We have made progress toward Dr. King’s dream; the first non-white-male President of the United States is one clear indication. I see another indicator in my family. As a high school freshman, I was bused under court order to integrate a traditionally-black inner-city school in Virginia to overcome decades of Plessy v. Ferguson’s separate-but-equal failings. Today, my daughter is a freshman in an inner-city, racially-diverse high school in Denver by choice. Yet, lingering achievement gaps among racial and economic groups in her school and Colorado schools generally remind us that we have more work to do.
Today, Denver holds a “Marade,” one of the largest King Day celebrations in the country. A Marade, a term coined by Wilma Webb, former State Representative, former First Lady of Denver, and founder of the King Holiday in Colorado, is both march and parade, both demonstration and celebration, her way of reminding us that in civil rights, human rights, no matter our accomplishments, ongoing attention is required.

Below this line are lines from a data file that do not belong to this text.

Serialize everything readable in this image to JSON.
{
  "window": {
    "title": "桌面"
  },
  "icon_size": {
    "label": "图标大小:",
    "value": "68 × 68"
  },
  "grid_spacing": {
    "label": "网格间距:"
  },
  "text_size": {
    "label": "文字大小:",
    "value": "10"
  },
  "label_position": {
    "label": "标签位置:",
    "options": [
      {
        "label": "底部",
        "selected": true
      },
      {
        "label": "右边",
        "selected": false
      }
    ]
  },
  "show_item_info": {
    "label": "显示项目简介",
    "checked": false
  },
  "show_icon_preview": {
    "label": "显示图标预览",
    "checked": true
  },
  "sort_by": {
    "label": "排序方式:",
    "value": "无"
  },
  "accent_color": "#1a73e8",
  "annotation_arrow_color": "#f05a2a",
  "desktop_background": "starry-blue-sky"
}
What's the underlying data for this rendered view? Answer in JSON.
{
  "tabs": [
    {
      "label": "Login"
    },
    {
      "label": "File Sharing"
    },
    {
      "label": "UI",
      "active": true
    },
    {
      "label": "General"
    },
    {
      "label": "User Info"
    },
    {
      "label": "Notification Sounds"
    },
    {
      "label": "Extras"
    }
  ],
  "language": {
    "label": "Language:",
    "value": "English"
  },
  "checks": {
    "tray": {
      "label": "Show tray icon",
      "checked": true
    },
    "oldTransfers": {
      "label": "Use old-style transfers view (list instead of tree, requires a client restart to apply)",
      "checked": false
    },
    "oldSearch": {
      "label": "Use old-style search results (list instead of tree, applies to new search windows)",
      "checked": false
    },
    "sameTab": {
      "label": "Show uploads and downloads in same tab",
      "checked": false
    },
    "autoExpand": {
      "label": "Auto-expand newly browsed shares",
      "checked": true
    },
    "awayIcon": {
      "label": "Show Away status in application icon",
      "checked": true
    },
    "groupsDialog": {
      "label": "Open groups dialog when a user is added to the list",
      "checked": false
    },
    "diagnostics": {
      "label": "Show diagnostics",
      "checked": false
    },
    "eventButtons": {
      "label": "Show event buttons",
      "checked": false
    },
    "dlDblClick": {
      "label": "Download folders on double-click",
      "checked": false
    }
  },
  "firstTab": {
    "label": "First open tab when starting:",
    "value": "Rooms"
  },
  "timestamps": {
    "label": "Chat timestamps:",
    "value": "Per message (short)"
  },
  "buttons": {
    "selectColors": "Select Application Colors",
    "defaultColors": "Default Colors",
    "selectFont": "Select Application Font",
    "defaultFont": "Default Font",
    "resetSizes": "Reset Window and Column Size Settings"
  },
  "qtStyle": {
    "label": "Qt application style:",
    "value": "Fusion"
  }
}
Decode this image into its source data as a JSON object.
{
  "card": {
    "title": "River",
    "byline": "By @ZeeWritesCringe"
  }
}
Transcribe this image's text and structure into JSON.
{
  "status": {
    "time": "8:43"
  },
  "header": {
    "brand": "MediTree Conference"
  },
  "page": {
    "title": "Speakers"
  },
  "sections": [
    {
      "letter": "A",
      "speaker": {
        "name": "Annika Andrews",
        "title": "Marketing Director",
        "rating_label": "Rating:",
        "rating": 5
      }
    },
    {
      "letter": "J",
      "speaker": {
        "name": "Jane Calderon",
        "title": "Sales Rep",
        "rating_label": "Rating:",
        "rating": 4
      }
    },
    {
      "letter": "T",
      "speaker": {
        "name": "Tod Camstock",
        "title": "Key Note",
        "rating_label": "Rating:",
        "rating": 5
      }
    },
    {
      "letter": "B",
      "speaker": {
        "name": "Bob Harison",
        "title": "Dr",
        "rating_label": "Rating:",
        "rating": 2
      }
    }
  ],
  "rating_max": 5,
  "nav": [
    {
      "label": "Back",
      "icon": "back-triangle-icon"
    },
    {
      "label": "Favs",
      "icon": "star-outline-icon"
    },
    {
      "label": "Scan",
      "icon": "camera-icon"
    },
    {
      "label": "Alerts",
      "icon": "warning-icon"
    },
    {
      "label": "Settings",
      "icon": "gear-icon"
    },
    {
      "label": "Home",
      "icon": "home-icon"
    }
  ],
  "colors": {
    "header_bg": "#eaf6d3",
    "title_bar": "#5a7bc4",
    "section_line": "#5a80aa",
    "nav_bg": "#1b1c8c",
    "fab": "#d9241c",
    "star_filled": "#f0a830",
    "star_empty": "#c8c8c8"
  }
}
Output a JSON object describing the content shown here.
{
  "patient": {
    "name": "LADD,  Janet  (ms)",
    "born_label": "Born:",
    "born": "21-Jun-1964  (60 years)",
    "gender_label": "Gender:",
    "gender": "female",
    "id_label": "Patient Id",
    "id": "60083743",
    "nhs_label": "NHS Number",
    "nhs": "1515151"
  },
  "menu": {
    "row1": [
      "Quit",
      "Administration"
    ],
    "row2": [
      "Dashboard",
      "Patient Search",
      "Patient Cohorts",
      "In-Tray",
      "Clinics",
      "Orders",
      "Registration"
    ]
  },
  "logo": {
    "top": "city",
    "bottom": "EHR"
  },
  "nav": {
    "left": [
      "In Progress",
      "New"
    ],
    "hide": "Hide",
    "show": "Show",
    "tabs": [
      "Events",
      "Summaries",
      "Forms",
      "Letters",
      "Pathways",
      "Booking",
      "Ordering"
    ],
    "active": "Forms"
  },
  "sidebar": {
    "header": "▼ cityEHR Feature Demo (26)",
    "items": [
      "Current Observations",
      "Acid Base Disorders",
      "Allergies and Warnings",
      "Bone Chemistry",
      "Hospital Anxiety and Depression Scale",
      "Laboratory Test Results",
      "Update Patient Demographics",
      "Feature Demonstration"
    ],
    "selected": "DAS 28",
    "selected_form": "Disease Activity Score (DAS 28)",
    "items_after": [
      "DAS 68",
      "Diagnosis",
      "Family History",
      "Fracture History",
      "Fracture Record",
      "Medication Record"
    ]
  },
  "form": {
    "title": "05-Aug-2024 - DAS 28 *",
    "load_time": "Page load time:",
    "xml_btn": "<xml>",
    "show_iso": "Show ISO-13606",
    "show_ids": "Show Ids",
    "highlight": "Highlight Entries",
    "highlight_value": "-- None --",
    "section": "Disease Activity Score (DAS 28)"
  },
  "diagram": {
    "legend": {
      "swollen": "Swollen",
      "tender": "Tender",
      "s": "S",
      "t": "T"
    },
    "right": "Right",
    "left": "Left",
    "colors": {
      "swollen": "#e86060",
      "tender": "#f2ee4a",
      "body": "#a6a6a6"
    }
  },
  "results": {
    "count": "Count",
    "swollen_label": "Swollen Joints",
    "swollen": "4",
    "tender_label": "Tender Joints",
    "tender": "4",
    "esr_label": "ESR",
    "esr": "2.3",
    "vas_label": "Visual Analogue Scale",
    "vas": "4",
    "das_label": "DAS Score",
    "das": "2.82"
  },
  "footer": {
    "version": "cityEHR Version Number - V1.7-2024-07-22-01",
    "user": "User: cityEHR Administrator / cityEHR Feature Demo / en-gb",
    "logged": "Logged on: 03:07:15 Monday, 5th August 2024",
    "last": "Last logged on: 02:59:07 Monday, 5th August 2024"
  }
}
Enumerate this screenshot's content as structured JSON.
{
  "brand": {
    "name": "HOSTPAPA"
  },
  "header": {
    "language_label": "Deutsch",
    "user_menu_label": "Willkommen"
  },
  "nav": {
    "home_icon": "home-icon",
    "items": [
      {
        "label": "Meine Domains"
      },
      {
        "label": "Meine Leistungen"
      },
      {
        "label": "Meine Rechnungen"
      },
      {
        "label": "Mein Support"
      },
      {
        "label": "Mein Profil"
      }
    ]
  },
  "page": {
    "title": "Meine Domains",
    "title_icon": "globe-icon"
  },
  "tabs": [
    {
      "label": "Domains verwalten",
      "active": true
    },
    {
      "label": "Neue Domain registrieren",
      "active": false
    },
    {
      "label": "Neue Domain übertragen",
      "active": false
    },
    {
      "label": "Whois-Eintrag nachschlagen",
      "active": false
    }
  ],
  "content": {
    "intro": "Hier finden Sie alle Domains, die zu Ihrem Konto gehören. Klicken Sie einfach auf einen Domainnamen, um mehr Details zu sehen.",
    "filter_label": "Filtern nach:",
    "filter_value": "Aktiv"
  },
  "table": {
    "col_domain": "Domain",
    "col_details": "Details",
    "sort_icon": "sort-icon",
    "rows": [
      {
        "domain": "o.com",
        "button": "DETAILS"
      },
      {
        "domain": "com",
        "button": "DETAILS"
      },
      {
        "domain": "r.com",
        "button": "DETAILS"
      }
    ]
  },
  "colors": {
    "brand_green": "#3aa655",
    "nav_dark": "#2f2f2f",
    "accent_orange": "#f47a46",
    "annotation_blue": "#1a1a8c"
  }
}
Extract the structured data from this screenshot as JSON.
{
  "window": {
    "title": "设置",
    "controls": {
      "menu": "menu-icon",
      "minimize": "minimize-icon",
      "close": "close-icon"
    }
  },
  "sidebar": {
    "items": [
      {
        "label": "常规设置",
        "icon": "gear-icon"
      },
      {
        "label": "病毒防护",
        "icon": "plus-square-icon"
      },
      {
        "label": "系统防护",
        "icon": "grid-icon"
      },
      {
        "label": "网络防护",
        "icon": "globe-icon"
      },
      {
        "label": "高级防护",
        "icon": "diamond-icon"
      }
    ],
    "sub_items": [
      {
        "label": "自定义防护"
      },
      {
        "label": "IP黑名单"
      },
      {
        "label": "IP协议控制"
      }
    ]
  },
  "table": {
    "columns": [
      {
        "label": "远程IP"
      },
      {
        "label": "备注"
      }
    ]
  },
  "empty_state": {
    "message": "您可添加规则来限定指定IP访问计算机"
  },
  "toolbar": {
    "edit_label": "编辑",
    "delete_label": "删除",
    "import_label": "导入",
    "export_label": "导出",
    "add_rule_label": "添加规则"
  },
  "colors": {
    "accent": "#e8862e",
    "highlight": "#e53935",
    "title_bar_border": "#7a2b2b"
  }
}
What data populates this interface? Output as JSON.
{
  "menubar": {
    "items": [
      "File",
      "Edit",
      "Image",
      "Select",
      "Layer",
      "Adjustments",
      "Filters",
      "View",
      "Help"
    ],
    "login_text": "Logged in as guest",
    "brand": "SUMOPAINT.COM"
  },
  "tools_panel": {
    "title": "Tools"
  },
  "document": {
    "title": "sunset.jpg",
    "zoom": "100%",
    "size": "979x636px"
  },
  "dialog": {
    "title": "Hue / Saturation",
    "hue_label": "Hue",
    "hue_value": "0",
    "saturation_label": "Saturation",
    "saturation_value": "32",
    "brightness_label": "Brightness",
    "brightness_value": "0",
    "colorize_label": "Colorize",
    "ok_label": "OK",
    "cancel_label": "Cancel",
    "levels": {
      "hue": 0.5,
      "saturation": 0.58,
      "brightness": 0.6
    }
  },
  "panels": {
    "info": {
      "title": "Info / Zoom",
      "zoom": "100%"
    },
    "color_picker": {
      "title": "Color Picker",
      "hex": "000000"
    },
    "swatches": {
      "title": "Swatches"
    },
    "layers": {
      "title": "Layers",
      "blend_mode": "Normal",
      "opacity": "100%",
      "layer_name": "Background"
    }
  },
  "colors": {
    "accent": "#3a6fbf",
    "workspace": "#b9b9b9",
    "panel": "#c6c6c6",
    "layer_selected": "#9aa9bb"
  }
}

Striving is central to the content of our American character. I am reminded of the remarks of one of Dr. King’s predecessors in the civil rights movement concerning an even earlier figure in America’s struggles to live out its creed. From W.E.B. Du Bois, one of the founders of the NAACP, writing about President Abraham Lincoln: “I love him not because he was perfect, but because he was not and yet triumphed.”